Obama is progressive?
Compared to some (modern?) Republicans, Nixon looks like a progressive but I'm fairly certain that does not make him one.
That isn't to say I don't approve of the student loan legislation such as I understand it. I even approve of how it is being done. But even broken clocks are right twice a day, Obama is going to have to work much harder (especially in light of his rush to the center on health care) to (re-)earn the title of "progressive".
So when good things happen its due to Obama, when they don't its the fault of Congress!
Meanwhile in the real world Tim Geithner is lobbying to keep derivatives from being regulated in Europe.

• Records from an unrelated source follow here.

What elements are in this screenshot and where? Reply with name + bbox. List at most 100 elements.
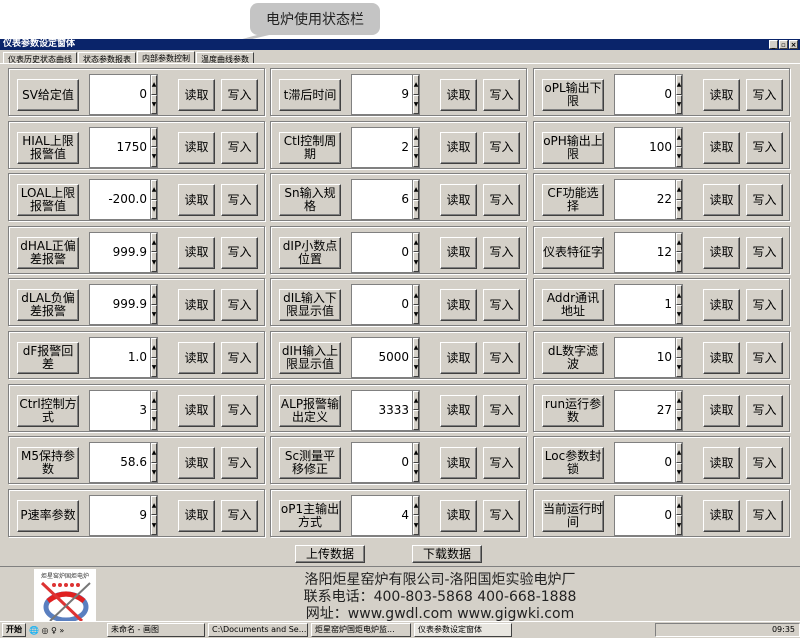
write-button[interactable]: 写入	[483, 394, 520, 427]
param-label[interactable]: Ctl控制周期	[279, 131, 341, 164]
value-spinner[interactable]: ▲ ▼	[675, 442, 683, 484]
read-button[interactable]: 读取	[440, 342, 477, 374]
param-value-input[interactable]: 9	[351, 74, 413, 115]
param-label[interactable]: P速率参数	[17, 499, 79, 532]
value-spinner[interactable]: ▲ ▼	[150, 389, 158, 431]
param-label[interactable]: Loc参数封锁	[542, 447, 604, 480]
spin-down-icon[interactable]: ▼	[676, 357, 682, 377]
spin-down-icon[interactable]: ▼	[413, 304, 419, 325]
read-button[interactable]: 读取	[178, 499, 215, 532]
spin-down-icon[interactable]: ▼	[676, 147, 682, 167]
param-label[interactable]: ALP报警输出定义	[279, 394, 341, 427]
tab-2[interactable]: 内部参数控制	[137, 51, 195, 63]
spin-up-icon[interactable]: ▲	[413, 75, 419, 95]
download-button[interactable]: 下载数据	[412, 545, 482, 563]
read-button[interactable]: 读取	[178, 342, 215, 374]
read-button[interactable]: 读取	[178, 447, 215, 480]
write-button[interactable]: 写入	[746, 342, 783, 374]
spin-down-icon[interactable]: ▼	[676, 199, 682, 220]
param-value-input[interactable]: 0	[351, 231, 413, 273]
tab-0[interactable]: 仪表历史状态曲线	[3, 52, 77, 64]
read-button[interactable]: 读取	[178, 289, 215, 322]
value-spinner[interactable]: ▲ ▼	[150, 494, 158, 536]
read-button[interactable]: 读取	[440, 499, 477, 532]
param-value-input[interactable]: 2	[351, 126, 413, 168]
value-spinner[interactable]: ▲ ▼	[412, 74, 420, 115]
value-spinner[interactable]: ▲ ▼	[675, 74, 683, 115]
param-value-input[interactable]: 5000	[351, 337, 413, 378]
value-spinner[interactable]: ▲ ▼	[675, 494, 683, 536]
spin-up-icon[interactable]: ▲	[413, 127, 419, 148]
value-spinner[interactable]: ▲ ▼	[150, 74, 158, 115]
close-button[interactable]: ×	[789, 40, 798, 49]
spin-down-icon[interactable]: ▼	[676, 515, 682, 535]
spin-down-icon[interactable]: ▼	[413, 199, 419, 220]
upload-button[interactable]: 上传数据	[295, 545, 365, 563]
param-label[interactable]: oP1主输出方式	[279, 499, 341, 532]
param-value-input[interactable]: 58.6	[89, 442, 151, 484]
value-spinner[interactable]: ▲ ▼	[150, 284, 158, 326]
param-label[interactable]: Addr通讯地址	[542, 289, 604, 322]
value-spinner[interactable]: ▲ ▼	[675, 179, 683, 221]
tab-1[interactable]: 状态参数报表	[78, 52, 136, 64]
value-spinner[interactable]: ▲ ▼	[412, 389, 420, 431]
restore-button[interactable]: ▫	[779, 40, 788, 49]
write-button[interactable]: 写入	[746, 131, 783, 164]
spin-up-icon[interactable]: ▲	[151, 232, 157, 253]
param-value-input[interactable]: 0	[614, 494, 676, 536]
spin-up-icon[interactable]: ▲	[676, 338, 682, 358]
read-button[interactable]: 读取	[440, 184, 477, 217]
write-button[interactable]: 写入	[746, 394, 783, 427]
value-spinner[interactable]: ▲ ▼	[412, 494, 420, 536]
spin-up-icon[interactable]: ▲	[151, 180, 157, 200]
value-spinner[interactable]: ▲ ▼	[150, 231, 158, 273]
taskbar-item-paint[interactable]: 未命名 - 画图	[107, 623, 205, 637]
write-button[interactable]: 写入	[221, 499, 258, 532]
write-button[interactable]: 写入	[746, 499, 783, 532]
write-button[interactable]: 写入	[746, 79, 783, 111]
spin-down-icon[interactable]: ▼	[413, 515, 419, 535]
param-label[interactable]: CF功能选择	[542, 184, 604, 217]
spin-down-icon[interactable]: ▼	[151, 94, 157, 114]
spin-up-icon[interactable]: ▲	[151, 443, 157, 463]
spin-up-icon[interactable]: ▲	[676, 75, 682, 95]
read-button[interactable]: 读取	[178, 79, 215, 111]
read-button[interactable]: 读取	[703, 499, 740, 532]
param-value-input[interactable]: 27	[614, 389, 676, 431]
read-button[interactable]: 读取	[178, 184, 215, 217]
read-button[interactable]: 读取	[440, 289, 477, 322]
param-label[interactable]: dF报警回差	[17, 342, 79, 374]
value-spinner[interactable]: ▲ ▼	[412, 126, 420, 168]
param-value-input[interactable]: 0	[351, 442, 413, 484]
taskbar-item-params[interactable]: 仪表参数设定窗体	[414, 623, 512, 637]
value-spinner[interactable]: ▲ ▼	[412, 179, 420, 221]
spin-up-icon[interactable]: ▲	[676, 495, 682, 516]
write-button[interactable]: 写入	[483, 499, 520, 532]
value-spinner[interactable]: ▲ ▼	[412, 284, 420, 326]
param-label[interactable]: dIP小数点位置	[279, 236, 341, 269]
taskbar-item-explorer[interactable]: C:\Documents and Se...	[208, 623, 308, 637]
spin-up-icon[interactable]: ▲	[413, 180, 419, 200]
value-spinner[interactable]: ▲ ▼	[412, 231, 420, 273]
read-button[interactable]: 读取	[440, 131, 477, 164]
spin-up-icon[interactable]: ▲	[413, 338, 419, 358]
read-button[interactable]: 读取	[703, 131, 740, 164]
value-spinner[interactable]: ▲ ▼	[675, 389, 683, 431]
spin-down-icon[interactable]: ▼	[413, 147, 419, 167]
param-label[interactable]: Ctrl控制方式	[17, 394, 79, 427]
spin-down-icon[interactable]: ▼	[676, 304, 682, 325]
param-value-input[interactable]: 999.9	[89, 231, 151, 273]
value-spinner[interactable]: ▲ ▼	[675, 126, 683, 168]
value-spinner[interactable]: ▲ ▼	[675, 284, 683, 326]
taskbar-item-monitor[interactable]: 炬星窑炉国炬电炉监...	[311, 623, 411, 637]
read-button[interactable]: 读取	[703, 342, 740, 374]
param-label[interactable]: run运行参数	[542, 394, 604, 427]
read-button[interactable]: 读取	[703, 79, 740, 111]
write-button[interactable]: 写入	[483, 236, 520, 269]
spin-down-icon[interactable]: ▼	[413, 252, 419, 272]
read-button[interactable]: 读取	[440, 447, 477, 480]
spin-down-icon[interactable]: ▼	[676, 462, 682, 483]
write-button[interactable]: 写入	[221, 394, 258, 427]
value-spinner[interactable]: ▲ ▼	[412, 337, 420, 378]
spin-down-icon[interactable]: ▼	[413, 357, 419, 377]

Why do you think anything insurance-focused would get insurance costs for a healthy 55-year-old to go down? That's backward to the whole nature of this reform, which is to equalize costs across insureds–so insurance costs go down for the sick and up for the healthy. If you think of it as COBRA-for-all, which I think is reasonable, $500/month is about right (and rough GDP estimates get to the same ballpark); with some age rating, I'd be extremely surprised if rates for healthy 55-year-olds go down from $800.